On the highlands, the Hummer seemed to have come to a halt once more. Its grumble drained away in the sluicing breeze, and the only engine sounds were mine: the rasp and wheeze of breathing, heartbeat like a pounding piston.

The cat was potentially fleeter than I—wind on four feet; it could have vanished in seconds. For a couple of minutes, however, it paced me, staying a constant fifteen feet ahead, pale gray or pale beige, a mere ghost of a cat in the moonglow, occasionally glancing back with eyes as eerie as séance candles.

Just when I began to think that this creature was purposefully leading me out of harm’s way, just as I began to indulge in one of those orgies of anthropomorphizing that make Bobby Halloway’s brain itch, the cat sped away from me. If that dry rocky wash had been filled with a storm gush, the tumbling water could not have outrun this feline, and in two seconds, three at most, it disappeared into the night ahead.

A minute later, I found the cat at the terminus of the channel.

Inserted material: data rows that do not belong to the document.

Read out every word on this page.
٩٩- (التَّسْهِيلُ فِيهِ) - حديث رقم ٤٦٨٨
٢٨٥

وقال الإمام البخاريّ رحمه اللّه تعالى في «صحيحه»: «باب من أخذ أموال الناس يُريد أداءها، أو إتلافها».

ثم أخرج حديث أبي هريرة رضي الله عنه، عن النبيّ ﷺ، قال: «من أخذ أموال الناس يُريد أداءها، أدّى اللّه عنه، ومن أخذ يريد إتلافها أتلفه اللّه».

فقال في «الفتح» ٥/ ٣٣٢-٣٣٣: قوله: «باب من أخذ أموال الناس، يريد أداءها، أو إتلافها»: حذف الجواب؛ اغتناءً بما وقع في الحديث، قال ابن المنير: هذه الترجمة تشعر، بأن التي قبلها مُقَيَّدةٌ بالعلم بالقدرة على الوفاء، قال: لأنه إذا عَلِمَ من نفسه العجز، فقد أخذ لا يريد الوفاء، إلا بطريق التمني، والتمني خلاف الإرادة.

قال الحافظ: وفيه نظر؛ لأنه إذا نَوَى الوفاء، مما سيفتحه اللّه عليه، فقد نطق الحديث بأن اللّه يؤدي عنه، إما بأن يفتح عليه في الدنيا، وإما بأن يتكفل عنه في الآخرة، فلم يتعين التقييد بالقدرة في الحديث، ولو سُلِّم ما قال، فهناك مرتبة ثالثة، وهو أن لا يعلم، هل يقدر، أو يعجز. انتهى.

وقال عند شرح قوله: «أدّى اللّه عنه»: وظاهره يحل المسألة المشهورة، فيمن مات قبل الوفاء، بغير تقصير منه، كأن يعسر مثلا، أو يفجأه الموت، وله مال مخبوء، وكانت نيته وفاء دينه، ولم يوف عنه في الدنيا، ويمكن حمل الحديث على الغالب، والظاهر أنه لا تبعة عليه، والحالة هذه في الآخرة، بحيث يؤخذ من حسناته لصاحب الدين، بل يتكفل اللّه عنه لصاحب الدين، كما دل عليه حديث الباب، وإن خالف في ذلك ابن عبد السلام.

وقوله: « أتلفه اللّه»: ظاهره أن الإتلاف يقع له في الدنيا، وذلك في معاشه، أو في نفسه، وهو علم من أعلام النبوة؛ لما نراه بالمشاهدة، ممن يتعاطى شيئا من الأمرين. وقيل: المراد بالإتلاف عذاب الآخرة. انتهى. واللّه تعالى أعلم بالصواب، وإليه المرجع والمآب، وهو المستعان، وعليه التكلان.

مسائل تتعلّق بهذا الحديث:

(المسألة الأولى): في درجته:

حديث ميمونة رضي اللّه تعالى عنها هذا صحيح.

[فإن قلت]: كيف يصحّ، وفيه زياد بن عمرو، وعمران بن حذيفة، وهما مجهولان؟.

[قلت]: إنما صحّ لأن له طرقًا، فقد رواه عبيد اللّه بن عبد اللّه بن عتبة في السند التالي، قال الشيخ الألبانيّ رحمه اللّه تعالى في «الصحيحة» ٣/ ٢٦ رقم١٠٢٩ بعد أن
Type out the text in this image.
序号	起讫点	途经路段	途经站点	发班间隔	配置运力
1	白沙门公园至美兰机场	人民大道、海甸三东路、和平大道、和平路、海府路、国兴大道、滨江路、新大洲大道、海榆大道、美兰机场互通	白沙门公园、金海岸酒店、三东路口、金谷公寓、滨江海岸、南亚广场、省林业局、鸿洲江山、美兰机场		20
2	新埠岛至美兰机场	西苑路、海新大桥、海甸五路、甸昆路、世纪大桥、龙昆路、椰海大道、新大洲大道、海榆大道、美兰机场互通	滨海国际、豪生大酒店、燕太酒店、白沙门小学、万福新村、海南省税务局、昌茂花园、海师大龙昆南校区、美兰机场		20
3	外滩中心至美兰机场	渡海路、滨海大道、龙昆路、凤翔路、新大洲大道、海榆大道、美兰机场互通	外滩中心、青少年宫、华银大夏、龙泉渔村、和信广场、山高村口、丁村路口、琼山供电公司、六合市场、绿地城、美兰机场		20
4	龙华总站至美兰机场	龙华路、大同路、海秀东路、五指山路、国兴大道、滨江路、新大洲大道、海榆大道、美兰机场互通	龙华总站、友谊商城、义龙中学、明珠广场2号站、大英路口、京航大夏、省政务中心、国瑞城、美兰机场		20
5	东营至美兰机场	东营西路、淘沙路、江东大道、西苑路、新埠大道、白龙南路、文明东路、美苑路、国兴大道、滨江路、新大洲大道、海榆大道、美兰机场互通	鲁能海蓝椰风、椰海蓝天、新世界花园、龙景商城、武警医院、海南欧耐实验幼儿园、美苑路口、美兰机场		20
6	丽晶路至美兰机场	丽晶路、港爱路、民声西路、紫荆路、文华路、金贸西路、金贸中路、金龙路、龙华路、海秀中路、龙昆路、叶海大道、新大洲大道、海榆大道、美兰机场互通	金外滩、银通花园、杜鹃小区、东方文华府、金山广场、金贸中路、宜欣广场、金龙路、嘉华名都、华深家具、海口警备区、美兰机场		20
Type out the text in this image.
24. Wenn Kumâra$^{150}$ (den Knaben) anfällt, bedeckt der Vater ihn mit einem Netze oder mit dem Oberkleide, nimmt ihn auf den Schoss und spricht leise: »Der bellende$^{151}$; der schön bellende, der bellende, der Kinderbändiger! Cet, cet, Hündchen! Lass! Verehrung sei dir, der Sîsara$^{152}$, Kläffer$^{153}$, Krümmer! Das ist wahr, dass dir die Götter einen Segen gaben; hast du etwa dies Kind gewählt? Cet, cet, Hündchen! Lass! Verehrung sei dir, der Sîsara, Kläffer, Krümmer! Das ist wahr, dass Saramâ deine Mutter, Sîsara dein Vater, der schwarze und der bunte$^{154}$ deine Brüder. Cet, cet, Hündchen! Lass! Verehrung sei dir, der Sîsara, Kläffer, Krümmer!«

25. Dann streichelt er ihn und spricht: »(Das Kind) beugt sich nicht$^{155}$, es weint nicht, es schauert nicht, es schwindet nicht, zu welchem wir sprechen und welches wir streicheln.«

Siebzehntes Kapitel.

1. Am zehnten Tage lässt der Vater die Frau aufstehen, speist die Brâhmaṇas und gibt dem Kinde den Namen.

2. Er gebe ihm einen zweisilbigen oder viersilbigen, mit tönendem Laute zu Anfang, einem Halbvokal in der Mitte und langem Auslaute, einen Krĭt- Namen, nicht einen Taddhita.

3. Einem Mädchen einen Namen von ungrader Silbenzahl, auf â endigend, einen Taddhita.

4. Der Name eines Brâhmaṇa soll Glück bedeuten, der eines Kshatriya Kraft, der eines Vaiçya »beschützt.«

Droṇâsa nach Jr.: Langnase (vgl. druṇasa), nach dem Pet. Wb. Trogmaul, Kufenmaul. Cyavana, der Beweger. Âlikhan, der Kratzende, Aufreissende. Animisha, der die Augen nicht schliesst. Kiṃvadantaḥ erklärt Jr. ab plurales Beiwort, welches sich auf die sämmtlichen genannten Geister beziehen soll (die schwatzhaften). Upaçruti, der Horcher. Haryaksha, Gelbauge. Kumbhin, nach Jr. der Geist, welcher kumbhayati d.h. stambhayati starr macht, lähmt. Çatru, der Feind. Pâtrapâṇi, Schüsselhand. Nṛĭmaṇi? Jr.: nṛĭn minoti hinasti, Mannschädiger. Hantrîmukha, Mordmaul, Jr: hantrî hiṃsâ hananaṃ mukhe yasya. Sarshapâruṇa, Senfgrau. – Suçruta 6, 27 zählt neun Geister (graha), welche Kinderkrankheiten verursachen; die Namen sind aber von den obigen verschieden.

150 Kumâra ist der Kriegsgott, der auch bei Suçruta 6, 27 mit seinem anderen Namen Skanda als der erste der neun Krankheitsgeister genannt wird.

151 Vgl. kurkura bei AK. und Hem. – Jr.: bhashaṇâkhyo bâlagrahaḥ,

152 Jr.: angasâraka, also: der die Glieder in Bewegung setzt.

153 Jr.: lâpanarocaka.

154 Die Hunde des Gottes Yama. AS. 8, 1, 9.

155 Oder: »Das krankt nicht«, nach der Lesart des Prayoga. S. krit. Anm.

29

We were in the dead end of a blind hollow, with exposed grassy hills rising steeply on three sides. They were so steep, in fact, that I could not scale them quickly enough to elude the two searchers who were surely pursuing on foot. Boxed in. Trapped.

Driftwood, tangled balls of dead weeds and grass, and silt were mounded at the end of the wash. I half expected the cat to give me an evil Cheshire grin, white teeth gleaming in the gloom. Instead, it scampered to the pile of debris and slinked-wriggled into one of many small gaps, disappearing again.

This was a wash. Therefore the runoff had to go somewhere when it reached this point.

Hastily I climbed the nine-foot-long, three-foot-high slope of packed debris, which sagged and rattled and crunched but held beneath me. It was all drifted against a grid of steel bars, which served as a vertical grate across the mouth of a culvert set into the side of the hill.

Beyond the grate was a six-foot-diameter concrete drain between anchoring concrete buttresses. It was apparently part of a flood-control project that carried storm water out of the hills, under the Pacific Coast Highway, into drains beneath the streets of Moonlight Bay, and finally to the sea.

A couple of times each winter, maintenance crews would clear the trash away from the grate to prevent water flow from being completely impeded. Clearly, they had not been here recently.

Inside the culvert, the cat meowed. Magnified, its voice echoed with a new sepulchral tone along the concrete tunnel.

The openings in the steel-bar grid were four-inch squares, wide enough to admit the supple cat but not wide enough for me. The grate extended the width of the opening, from buttress to buttress, but it didn’t reach all the way to the top.

I swung legs-first and backward through the two-foot-high gap between the top of the grate and the curved ceiling of the drain. I was grateful that the grid had a headrail, for otherwise I would have been poked and gouged painfully by the exposed tops of the vertical bars.

Leaving the stars and the moon behind, I stood with my back to the grate, peering into absolute blackness. I had to hunch only slightly to keep from bumping my head against the ceiling.

The smell of damp concrete and moldering grass, not entirely unpleasant, wafted from below.

I eased forward, sliding my feet. The smooth floor of the culvert had only a slight pitch. After just a few yards, I stopped, afraid I would blunder into a sudden drop-off and wind up dead or broken-backed at the bottom.

I withdrew the butane lighter from a pocket of my jeans, but I was reluctant to strike a flame. The light flickering along the curved walls of the culvert would be visible from outside.